Sommige vissoorten hebben zoet water nodig om zich voort te kunnen planten. De dijk vormt voor deze vissen echter een te grote barrière tussen de Waddenzee en het IJsselmeer. De stroming in de sluizen is te sterk voor hen. Langs de dijk bij Kornwerderzand wordt daarom een vismigratierivier aangelegd. Het is een 5 kilometer lange vispassage met gedeeltelijk brak water om de overgang tussen zout en zoet water voor de vissen makkelijker te maken.
Halverwege de dijk staat momenteel al een proefinstallatie voor Blue Energie. Hier wordt energie gewonnen door zout en zoet water met elkaar in contact te brengen. Wanneer dit een succes is, kan er een grotere installatie worden gebouwd. Volgens onderzoekers zou het mogelijk zijn om met een grote centrale de drie noordelijke provincies van energie te voorzien.
Ook op andere manieren wordt de komende jaren stroom opgewekt. Bijvoorbeeld door energie te halen uit de stroming van het water langs de dijk. De stroming ontstaat onder meer bij getijverschillen en bij het spuien van water.
Op meerdere plaatsen moet de dijk worden versterkt, vanwege een stijging van de zeespiegel. Hiermee moet worden gezorgd dat de dijk ook bij de zwaarst mogelijke stormen stand houdt.
De capaciteit van de spuisluizen in de Afsluitdijk wordt vergroot. Op die manier kan overtollig water uit het IJsselmeer sneller naar de Waddenzee worden gepompt.
Al jaren wordt er gesproken over het verruimen van de schutsluis bij Kornwerderzand.
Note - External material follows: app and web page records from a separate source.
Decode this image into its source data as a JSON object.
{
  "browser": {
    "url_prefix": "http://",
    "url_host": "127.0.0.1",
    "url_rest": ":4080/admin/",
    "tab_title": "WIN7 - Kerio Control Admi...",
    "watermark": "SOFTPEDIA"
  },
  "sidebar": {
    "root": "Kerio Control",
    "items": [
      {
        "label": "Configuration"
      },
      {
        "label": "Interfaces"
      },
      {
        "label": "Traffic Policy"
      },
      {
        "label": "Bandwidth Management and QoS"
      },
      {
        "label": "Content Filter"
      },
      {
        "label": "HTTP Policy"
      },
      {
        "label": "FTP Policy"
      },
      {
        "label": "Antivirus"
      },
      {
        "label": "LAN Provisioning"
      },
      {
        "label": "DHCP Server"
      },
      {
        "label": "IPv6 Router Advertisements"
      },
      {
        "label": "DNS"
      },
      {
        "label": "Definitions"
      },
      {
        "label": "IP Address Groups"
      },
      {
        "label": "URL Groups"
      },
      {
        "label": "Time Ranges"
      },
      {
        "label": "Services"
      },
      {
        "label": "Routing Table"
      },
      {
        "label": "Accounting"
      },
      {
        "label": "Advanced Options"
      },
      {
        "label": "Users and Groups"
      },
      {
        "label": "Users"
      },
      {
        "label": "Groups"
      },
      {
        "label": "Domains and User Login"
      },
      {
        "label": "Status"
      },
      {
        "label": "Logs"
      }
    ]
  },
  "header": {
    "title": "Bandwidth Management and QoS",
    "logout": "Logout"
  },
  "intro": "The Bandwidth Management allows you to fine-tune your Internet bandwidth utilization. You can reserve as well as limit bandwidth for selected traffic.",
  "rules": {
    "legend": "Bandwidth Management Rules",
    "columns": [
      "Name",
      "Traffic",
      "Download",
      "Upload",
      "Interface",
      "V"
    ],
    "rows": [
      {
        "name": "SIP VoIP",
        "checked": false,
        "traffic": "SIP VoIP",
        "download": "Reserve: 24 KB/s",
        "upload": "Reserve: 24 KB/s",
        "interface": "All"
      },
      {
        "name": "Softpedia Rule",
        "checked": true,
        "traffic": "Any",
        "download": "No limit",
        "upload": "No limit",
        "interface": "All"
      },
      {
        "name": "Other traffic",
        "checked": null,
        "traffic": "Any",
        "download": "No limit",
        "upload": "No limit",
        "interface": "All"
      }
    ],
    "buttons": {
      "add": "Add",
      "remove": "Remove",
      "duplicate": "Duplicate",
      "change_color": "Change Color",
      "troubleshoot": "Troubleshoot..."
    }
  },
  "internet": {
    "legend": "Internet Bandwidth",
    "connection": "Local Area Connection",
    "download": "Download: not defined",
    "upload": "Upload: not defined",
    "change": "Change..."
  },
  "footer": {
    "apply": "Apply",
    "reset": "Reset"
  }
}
Gemeenten die in de buurt van het IJsselmeer liggen, dringen daar op aan. Door het verruimen van de sluis kunnen er grotere binnenvaartschepen naar het IJsselmeer. Voor dit project is 120 miljoen euro nodig. Een groot deel van dat geld is nog niet beschikbaar.
Op de plaats waar in 1932 het laatste gat in de Afsluitdijk werd gesloten, enkele kilometers uit de Noord-Hollandse kust, staat een monument dat toe is aan vernieuwing. Het geheel wordt opgeknapt en de horeca wordt uitgebreid.
Bestaande fiets- en wandelpaden worden opgeknapt en er worden ook nieuwe paden aangelegd.